When I arrived there, the company had a very low profile. It's PR people didn't want to talk to reporters because the company was in crisis. And what we learned pretty quickly is we needed a group of people to focus on crisis communication so that the product-PR people could go back to talking about what HP was really good at—some of the best technology in the world.

Those lessons about how to manage a company during a period of enormous change and crisis are lessons that any communications provider or practitioner can bring to a business as large as HP or as small as Commvault, which is that you have to maintain focus on supporting the business and growing it to be successful about continuing even in the phase of challenges. To be the expert at your craft, to understand communications has a really important role in defining the company's message and even in the time of the most challenging crisis season. Clearly HP had them during the period that I was there—you still have a responsibility to get out there and tell your version of the story.

I've been a practitioner of crisis communications my entire career, and I learned very early on and in the midst of a crisis, communication plays an enormous role in helping executives and the marketplace remember and focus on the company's primary message.
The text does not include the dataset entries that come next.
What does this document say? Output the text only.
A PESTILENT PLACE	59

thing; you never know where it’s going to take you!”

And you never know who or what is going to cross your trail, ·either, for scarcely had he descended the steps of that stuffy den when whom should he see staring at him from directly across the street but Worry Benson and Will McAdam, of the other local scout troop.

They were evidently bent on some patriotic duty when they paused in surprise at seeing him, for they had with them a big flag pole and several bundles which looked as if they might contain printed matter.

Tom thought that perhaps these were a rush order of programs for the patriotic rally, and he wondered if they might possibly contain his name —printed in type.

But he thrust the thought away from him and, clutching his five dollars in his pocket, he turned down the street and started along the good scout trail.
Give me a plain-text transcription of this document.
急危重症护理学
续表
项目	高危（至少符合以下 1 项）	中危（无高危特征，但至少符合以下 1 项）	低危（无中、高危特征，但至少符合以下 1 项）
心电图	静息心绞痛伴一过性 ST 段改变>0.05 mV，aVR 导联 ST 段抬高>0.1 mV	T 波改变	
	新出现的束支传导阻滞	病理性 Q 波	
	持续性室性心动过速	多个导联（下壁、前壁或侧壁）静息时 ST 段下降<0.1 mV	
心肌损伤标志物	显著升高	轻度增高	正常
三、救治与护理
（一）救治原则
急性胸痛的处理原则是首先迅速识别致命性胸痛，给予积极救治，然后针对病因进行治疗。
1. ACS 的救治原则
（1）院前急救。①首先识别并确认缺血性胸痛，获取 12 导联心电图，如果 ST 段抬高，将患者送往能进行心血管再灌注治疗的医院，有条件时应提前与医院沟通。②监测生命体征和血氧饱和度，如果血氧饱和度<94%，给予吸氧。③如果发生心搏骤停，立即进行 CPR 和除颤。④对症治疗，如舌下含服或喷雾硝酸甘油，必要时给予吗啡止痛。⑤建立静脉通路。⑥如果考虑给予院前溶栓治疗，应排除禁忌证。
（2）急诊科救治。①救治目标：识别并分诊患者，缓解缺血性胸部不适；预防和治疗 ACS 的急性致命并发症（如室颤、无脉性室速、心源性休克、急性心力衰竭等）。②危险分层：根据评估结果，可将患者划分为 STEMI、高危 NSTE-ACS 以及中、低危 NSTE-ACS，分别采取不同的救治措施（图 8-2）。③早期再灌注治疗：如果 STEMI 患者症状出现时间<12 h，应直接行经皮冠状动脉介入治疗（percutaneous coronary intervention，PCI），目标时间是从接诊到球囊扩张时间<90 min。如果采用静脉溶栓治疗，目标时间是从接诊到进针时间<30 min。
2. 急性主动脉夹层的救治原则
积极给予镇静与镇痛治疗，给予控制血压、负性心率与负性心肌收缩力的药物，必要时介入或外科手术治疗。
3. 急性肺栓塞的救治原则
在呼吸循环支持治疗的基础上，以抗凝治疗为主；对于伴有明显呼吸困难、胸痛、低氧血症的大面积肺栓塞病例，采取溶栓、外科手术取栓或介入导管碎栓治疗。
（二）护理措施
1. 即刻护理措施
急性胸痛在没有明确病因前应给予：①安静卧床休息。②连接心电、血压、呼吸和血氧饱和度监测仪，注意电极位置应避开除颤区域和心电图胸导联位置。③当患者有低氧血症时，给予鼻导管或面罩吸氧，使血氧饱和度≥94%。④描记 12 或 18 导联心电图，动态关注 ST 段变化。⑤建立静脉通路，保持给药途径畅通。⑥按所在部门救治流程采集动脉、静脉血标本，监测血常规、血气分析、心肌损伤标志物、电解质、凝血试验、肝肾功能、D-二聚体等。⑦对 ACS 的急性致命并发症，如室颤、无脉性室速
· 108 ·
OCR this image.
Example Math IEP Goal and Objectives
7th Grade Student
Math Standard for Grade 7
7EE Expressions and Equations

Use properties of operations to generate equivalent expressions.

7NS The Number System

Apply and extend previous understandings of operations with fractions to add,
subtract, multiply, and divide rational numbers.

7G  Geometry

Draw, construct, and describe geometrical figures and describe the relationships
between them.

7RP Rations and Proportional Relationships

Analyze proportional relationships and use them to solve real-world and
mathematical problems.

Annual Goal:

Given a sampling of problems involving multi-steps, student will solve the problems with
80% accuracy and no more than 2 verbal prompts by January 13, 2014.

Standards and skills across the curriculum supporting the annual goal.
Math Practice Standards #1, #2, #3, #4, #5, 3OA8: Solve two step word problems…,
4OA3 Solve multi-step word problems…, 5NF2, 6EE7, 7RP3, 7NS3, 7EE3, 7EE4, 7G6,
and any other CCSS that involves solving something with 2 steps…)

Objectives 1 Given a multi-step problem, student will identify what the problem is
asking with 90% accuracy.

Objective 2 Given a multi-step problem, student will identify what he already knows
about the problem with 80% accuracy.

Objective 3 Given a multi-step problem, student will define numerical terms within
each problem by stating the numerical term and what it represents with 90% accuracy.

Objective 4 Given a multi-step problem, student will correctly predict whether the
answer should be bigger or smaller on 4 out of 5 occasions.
We are supposed to be the calm in the eye of the storm, that's the role for communications to play.

And despite the fact that there can be enormous challenges, we have to support the ability of the business to continue to operate and to give the marketplace confidence in the business despite the crisis. Those are lessons that I learned very much at HP and can now bring to my new communications assignments. And I shared them very often with other communications practitioners.

I think when you're in the midst of the kinds of crises that companies like HP goes through, you really begin to understand the strategic role that communications plays in the business and then you can apply it in companies that are in better times than HP.

What’s your take on the future of the communications profession?

I think this is a very exciting time to be a communications practitioner particularly in the technology industry. Today's techniques—the increasing role of social media as an important channel for communications, the rise of what I call influencers in the market (people that are somewhere between reporters and industry analysts who are often a great source of information for customers to make buying decisions)—these are all audiences and channels through which communication now takes care of its business.

This is also a time where communications has the opportunity to really directly publish company information to the consumers of our companies. We're no longer completely reliant on the media to get the job done, that means we can be highly targeted and effective at telling our story without the filter of going through a traditional media.


At the same time, we can never lose sight. Even as our business is changing, the core disciplines of communications stay the same, which is to be truthful and accurate about the company's information, to be very good at writing and communicating, to not ignore the traditional media while getting enticed by the new practices of social media, and to always be the standard-bearers of the company's reputation. Those core practices of communications are still important, even while we think about new approaches.